GC

working memory model

The working memory model was created by Baddeley and Hitch as a new approach to understanding how short-term memory works, while overcoming some of the weaknesses of the MSM — particular, it accounts for the evidence that STM is not a single store.

  • Instead, STM is seen as an ‘active store’, holding several pieces of information while they are being worked on.

  • The multi-component model initially consisted of 3 components: central executive, visuo-spatial sketchpad and the phonological loop, with the episodic buffer being added later in 2000.

central executive

Information:

  • Oversees and coordinates components of STM

  • Filter to determine which info received by sense organs is and isn’t attend to

  • Directs info to the model’s slave systems

  • It’s limited in capacity and can only affectively cope with one strand of info at a time

  • Main component involved in working memory tasks that require a constant switch between visual and acoustic e.g problem solving

Research:

  • D’esposito et al — found using fMRI scans that prefrontal cortex activated when verbal and spatial tasks were performed simultaneously but not separately.

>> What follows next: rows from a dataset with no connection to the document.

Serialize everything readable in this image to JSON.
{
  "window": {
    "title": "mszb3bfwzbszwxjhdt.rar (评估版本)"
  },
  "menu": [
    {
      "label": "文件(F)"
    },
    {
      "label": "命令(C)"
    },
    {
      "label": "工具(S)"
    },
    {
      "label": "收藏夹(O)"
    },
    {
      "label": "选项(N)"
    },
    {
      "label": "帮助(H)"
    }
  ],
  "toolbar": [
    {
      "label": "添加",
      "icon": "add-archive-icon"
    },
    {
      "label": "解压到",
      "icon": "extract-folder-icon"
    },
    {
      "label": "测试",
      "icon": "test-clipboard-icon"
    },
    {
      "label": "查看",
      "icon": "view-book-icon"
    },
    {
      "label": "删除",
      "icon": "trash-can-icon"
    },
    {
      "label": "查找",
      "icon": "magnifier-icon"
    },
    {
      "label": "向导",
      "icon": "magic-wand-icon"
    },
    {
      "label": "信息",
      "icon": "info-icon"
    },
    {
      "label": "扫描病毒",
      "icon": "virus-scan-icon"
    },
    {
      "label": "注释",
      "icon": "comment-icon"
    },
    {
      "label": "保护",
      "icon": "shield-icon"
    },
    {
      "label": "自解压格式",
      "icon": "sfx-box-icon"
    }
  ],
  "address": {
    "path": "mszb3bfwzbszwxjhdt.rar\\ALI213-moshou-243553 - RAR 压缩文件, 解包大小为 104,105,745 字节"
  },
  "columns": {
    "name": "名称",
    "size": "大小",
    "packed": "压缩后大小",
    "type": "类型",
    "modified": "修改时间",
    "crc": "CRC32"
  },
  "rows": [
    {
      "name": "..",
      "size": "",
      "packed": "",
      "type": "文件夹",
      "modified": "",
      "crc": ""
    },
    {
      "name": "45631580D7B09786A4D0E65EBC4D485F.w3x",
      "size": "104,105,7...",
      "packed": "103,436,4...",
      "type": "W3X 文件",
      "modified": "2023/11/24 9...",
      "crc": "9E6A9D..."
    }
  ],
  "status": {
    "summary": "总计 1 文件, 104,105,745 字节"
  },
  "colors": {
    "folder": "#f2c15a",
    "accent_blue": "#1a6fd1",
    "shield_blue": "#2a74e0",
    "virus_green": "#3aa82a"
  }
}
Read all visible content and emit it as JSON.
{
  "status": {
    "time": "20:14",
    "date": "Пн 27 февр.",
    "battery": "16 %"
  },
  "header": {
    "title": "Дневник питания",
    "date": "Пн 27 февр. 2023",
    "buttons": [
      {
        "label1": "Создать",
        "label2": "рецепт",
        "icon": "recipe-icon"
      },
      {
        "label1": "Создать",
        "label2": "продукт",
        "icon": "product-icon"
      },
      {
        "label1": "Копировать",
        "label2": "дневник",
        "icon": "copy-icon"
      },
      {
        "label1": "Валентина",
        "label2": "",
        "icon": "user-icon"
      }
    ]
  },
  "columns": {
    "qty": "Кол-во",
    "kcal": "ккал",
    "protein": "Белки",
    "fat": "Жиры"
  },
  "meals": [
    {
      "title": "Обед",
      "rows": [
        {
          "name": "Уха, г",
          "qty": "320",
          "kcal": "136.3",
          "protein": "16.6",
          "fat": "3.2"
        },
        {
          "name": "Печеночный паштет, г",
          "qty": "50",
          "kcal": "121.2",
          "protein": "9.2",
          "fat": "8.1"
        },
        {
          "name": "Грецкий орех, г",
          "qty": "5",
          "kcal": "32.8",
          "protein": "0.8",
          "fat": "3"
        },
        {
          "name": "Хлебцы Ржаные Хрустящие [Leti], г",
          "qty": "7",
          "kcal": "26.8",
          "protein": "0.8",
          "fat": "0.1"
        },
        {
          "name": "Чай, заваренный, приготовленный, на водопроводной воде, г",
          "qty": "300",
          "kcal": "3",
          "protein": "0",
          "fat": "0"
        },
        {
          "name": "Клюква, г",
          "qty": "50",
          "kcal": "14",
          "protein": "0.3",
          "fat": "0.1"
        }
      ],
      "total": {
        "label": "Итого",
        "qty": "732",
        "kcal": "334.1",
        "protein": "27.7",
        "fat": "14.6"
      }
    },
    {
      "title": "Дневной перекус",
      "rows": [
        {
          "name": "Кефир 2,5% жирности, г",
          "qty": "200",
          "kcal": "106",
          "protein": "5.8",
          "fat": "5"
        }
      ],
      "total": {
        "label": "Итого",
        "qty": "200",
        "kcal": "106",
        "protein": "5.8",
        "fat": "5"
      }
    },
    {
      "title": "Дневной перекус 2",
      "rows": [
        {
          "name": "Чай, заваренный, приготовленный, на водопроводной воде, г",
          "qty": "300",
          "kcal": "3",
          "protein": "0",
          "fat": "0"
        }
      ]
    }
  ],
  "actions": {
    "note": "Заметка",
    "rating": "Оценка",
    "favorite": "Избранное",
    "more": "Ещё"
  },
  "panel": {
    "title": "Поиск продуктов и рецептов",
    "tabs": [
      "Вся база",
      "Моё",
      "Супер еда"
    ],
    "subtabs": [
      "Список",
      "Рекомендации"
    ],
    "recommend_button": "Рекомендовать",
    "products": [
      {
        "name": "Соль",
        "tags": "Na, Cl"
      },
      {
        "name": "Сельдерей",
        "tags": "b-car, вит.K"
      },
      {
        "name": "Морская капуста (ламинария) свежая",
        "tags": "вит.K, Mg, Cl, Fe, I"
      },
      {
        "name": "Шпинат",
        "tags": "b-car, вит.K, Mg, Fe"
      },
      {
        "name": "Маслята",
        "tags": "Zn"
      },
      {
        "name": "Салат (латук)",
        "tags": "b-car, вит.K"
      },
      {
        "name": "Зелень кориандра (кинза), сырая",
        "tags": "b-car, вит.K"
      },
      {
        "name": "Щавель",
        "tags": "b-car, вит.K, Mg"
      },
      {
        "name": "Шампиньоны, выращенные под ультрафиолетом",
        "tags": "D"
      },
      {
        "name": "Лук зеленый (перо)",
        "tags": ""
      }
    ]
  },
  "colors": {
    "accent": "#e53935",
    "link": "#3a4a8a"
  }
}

  • This suggests that the brain has another controlling section activated for tasks requiring two skills.

visuo-spatial sketchpad

Information:

  • ‘Inner eye’, handles non-phonological info and is a temporary store for visual + spatial items and the relationship between them

  • Visual cache: stores visual material about form and colour

  • Inner scribe: handles spatial relationship and rehearses + transfers info in VC to CE

Research:

  • Gathercole and Baddeley — ppts had difficulty simultaneously tracking a moving point of light and describing the angles on a hollow letter F, because both tasks involved using VSS

  • Other ppts had little difficulty tracking light and performing a simultaneous verbal task, as they involved VSS and PL, indicating the VSS to be a separate slave system

phonological loop

Information:

  • Deals with auditory info

  • Has a duration of 2 secs

  • As it’s mainly acoustic store, confusion can occur at similar sounding words

  • PL divided into 2 parts:

    • Primary acoustic store — ‘inner ear’, stores words recently heard

    • Articulatory process — ‘inner voice’, keeps info in the PL

  • Sub vocal repetition of the info and linked to speech production

Research:

  • Baddeley et al — demonstrated word length effect:

    • Asking ppts to remember long and short words in a list

    • They could hold less long words in PL due to its short duration because each word occupied so much more memory space

  • This supports the idea that the duration of the PL is limited to 2 seconds

episodic buffer

Information:

  • Used to explain info how can be retrieved from LTM and brought back to STM to focus on (CE cannot do this as it only filters live info from the environment)

  • Al Khalifa — neuroscientific evidence has found a different area of the brain when asking ppts to bring info from LTM back to STM — suggesting evidence of EB

evaluations of the WMM

  • Supporting research: KF case study, suffered brain damage from a motorcycle incident that damaged his short-term memory. Impairment was mainly for verbal info, his memory for visual info was largely unaffected. Therefore shows there are separate STM components for visual and verbal info, supporting the WMM

  • Supporting research: Baddeley and Hitch, dual task study where ppts asked to perform 2 tasks (one phonological and one visual) at the same time. They found that because the dual task made use of the CE to direct attention to the slave stores, the 2 tasks could be performed quite well in comparison to 2 verbal or 2 visual tasks simultaneously. Therefore, shows the are separate STM components for visual and verbal info, supporting WMM

  • Contradictory evidence: Lieberman criticises the WMM, as the VSS implies that all spatial info was first visual. However, Lieberman points out that blind people can have excellent spatial awareness, even though they haven’t had visual info on the space. Therefore, Lieberman argues VSS should be separated into 2 components for visual and spatial instead of one store.

  • Little evidence for how the CE works and what it does: for example, the capacity of the CE has never been measured and in addition, it has been argued to be a component controlling the focus of ‘attention’ rather than a memory store in its own right. This means we are unsure of the CE’s role as a memory store, making model less valid.